The Port of Hood River, a public agency, has owned and operated the Hood River/White Salmon Interstate Bridge since 1950. The 4,418’ steel truss bridge was originally constructed in 1924. It provides a critical, bi-state transportation link in the heart of the Columbia River Gorge National Scenic Area. The Bridge is over 30 years past its design life. Its sufficiency rating, a numeric representation of reliability and functionality, is 48.8, a strong indicator of functional obsolescence. It creates a hazardous traffic bottleneck during closures of I-84 in Oregon or SR-14 Washington, a frequent occurrence. It has 9’4” travel lanes, vastly undersized for today’s vehicles, and no pedestrian or bicycle facilities. The 80,000 lbs. weight limit restricts vehicle freight movement; and the narrow, poorly aligned navigation channel presents the greatest navigational hazard on the entire Columbia/Snake River federal inland waterway system. For these reasons, and more, the Port of Hood River Commission set course in 2015 to pursue bridge replacement.
Significant efforts to replace the bridge have been underway since the 1990’s. The Port is leading the effort to complete the next steps: a Final Environmental Impact Statement, financial analysis, and preliminary engineering and has secured state of Oregon financial support for this work. Building a large piece of bridge infrastructure in a small market with decreasing levels of federal funding is a significant challenge. And, under any likely scenario, the bridge will need to be a toll facility. Tolls are the only possible source of the significant local match required for federal grant funding, and a public/private partnership (“P3”) would rely almost entirely upon tolls to repay borrowed capital.

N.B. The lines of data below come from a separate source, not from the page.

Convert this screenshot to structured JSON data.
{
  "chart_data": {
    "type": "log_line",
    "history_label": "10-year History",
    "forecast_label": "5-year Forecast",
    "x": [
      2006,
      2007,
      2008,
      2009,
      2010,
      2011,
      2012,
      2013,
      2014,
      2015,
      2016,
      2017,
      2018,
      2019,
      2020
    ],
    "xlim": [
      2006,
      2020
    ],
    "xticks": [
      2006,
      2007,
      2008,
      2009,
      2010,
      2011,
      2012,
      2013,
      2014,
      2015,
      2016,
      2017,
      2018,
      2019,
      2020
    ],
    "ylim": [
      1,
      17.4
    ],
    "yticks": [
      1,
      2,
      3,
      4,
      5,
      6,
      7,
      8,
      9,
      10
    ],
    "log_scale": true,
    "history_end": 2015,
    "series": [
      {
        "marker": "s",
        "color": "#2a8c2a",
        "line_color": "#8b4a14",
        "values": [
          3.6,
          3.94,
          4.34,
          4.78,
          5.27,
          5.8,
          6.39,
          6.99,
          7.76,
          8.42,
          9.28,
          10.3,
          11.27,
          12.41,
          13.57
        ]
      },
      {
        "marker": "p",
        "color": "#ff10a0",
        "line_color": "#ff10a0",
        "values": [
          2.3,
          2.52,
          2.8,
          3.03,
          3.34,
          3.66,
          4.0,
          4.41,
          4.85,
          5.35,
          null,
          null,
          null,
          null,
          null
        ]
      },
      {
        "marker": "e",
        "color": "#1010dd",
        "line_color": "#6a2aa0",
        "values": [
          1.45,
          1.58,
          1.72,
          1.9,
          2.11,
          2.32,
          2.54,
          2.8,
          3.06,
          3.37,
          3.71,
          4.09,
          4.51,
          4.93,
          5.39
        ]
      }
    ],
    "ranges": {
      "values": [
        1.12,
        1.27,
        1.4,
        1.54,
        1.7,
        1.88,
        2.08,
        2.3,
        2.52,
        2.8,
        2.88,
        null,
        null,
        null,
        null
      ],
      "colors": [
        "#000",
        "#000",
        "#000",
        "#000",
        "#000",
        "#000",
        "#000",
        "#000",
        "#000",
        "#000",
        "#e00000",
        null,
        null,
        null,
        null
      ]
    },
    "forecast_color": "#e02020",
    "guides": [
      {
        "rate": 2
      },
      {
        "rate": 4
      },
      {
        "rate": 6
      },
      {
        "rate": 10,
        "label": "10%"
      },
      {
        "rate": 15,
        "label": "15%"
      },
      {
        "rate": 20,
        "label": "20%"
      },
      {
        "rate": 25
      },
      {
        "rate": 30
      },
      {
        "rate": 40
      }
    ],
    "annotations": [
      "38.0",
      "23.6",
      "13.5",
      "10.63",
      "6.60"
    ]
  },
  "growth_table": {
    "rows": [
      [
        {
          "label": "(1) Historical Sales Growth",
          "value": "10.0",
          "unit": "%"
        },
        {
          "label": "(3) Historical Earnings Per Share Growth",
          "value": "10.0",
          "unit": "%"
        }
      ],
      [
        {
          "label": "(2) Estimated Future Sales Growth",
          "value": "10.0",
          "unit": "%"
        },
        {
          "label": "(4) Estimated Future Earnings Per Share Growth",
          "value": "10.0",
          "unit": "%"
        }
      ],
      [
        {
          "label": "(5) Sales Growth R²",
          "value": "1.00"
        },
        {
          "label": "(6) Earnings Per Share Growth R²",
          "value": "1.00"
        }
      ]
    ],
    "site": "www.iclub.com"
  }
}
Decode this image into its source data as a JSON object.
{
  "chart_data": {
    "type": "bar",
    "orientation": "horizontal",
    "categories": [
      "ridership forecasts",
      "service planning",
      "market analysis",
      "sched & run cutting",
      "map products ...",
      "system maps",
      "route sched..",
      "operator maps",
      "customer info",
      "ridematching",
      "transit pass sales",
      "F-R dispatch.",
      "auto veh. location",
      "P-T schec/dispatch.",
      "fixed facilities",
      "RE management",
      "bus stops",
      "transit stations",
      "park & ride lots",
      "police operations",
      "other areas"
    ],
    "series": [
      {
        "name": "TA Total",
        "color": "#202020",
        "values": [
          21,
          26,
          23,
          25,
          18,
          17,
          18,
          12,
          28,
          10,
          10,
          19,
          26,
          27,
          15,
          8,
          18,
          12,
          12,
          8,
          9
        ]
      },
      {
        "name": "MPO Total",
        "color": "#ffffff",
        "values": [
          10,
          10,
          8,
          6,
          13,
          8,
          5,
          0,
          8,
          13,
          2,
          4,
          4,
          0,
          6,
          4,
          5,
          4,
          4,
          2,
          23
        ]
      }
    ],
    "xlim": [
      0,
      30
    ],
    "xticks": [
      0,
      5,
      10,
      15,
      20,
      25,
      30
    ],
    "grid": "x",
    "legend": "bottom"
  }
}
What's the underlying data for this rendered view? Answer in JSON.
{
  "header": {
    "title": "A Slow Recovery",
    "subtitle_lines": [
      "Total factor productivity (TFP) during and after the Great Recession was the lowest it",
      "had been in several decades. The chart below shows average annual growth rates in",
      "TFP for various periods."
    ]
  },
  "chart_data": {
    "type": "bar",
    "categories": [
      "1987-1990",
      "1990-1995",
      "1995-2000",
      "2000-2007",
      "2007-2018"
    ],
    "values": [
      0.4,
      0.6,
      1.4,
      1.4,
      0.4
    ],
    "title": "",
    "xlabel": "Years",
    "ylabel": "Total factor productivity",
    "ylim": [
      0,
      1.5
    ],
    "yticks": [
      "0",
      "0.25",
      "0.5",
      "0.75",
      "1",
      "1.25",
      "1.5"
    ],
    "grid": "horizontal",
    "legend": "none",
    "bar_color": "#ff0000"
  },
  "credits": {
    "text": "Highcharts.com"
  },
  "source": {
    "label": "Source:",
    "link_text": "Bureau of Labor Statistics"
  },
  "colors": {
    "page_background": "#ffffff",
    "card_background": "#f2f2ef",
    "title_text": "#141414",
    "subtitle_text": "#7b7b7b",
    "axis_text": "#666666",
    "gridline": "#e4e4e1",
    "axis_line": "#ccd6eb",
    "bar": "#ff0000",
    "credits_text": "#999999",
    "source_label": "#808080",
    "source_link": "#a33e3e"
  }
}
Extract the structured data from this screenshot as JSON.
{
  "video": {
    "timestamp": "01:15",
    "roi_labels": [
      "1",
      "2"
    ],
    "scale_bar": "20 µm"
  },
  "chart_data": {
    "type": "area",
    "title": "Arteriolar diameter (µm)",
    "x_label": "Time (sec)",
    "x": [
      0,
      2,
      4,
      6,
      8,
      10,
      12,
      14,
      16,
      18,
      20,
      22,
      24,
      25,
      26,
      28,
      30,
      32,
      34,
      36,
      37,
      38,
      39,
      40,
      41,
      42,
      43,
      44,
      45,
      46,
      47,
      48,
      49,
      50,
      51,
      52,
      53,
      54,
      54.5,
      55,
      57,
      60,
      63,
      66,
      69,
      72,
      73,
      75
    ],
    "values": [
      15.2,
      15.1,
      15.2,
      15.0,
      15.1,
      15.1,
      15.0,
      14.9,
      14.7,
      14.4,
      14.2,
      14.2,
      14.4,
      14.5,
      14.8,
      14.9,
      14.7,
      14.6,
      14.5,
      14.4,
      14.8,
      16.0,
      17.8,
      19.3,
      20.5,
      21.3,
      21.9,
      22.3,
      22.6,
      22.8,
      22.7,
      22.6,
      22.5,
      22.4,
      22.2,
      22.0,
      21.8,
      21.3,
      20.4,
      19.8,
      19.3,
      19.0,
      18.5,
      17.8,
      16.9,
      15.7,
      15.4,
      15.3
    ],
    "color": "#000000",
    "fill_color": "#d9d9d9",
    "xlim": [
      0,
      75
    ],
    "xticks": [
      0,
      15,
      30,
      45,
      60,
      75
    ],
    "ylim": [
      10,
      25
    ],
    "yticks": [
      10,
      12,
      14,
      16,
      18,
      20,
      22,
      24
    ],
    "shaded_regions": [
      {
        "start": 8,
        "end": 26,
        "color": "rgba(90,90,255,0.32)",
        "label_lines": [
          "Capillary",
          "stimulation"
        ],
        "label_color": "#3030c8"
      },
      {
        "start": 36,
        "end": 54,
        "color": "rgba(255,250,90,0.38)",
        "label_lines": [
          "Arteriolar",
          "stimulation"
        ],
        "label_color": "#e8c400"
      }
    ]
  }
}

The Port utilizes toll revenue to finance ongoing repairs that keep the current bridge safe and operational, and tolls will continue to play a critical role in financing the ultimate replacement bridge.
Critical Link in Regional Transportation System at Risk
- The bridge is structurally deficient for modern freight, recreational, and emergency response vehicles.The bridge is structurally deficient for modern freight, recreational, and emergency response vehicles.
- Expenses associated with keeping the bridge safe and operational are increasing, and cost of anticpated repairs and capital improvement exceed toll revenue projections.
- The bridge creates an unsafe choke point for large volumes of detoured traffic during emergencies and freeway closures, occurring on average 3-5 times each year.
- Traffic delays resulting from repair and maintenance work will continue to increase as needed repair projects increase in frequency.
- The bridge cannot accommodate growing traffic volumes (increasing 3.5% each year), and deterioration exacerbated by heavy trucks is accelerating. The bridge has no bicycle or pedestrian crossing lanes and cannot support the addition of such facilities.
- The bridge is seismically deficient and vulnerable to catastrophic failure in an earthquake.
- The bridge is the most hazardous navigational obstacle on the Columbia/Snake federal inland waterway with a poorly aligned navigation channel that is less than half the recommended width.
- Learn more about anticipated repair and capital upgrades here.
Progress made on the long path to a new bridge
The passage of Oregon HB 2750 and HB 2017 during the 2017 Oregon legislative session represent the most significant steps foward for bridge replacement in over a decade. Significant challenges remain, as public infrastructure funding at the local, state, and federal levels are very limited and project is located in a bi-state, rural area with a small population. Whether for repairs to the existing bridge or planning and construction of a new one, tolls will continue to be the primary funding source for the bridge. The chart below illustrates the likely pathways to a new bridge, including scenarios for a Design-Build, publicly-funded option or a public-private partnership, often referred to as a “P3” option. Click the image to download the PDF version of the chart.
Bridge Repair and Replacement Fund
On June 15, 1995, the Port established a Bridge Repair and Replacement Fund. All revenue from toll increases implemented in 1994, 2011, and a proposed increase in 2018, are dedicated to bridge repair or replacement. Since the fund was first established, revenues derived from the toll increases have been limited to (a) payment of Bridge expenditures, including capital projects, maintenance, operations (including direct and overhead expenses), equipment, reserves, financing costs (including debt service), and expenses to promote mass transit use of the Bridge, and (b) expenses associated with borrowings and any bond covenants. All revenue raised from this increase will have the same restrictions. As the Port plots a complex path toward replacement while also ensuring the existing bridge remains safe and operational, toll revenue will continue to be the sole source of funding.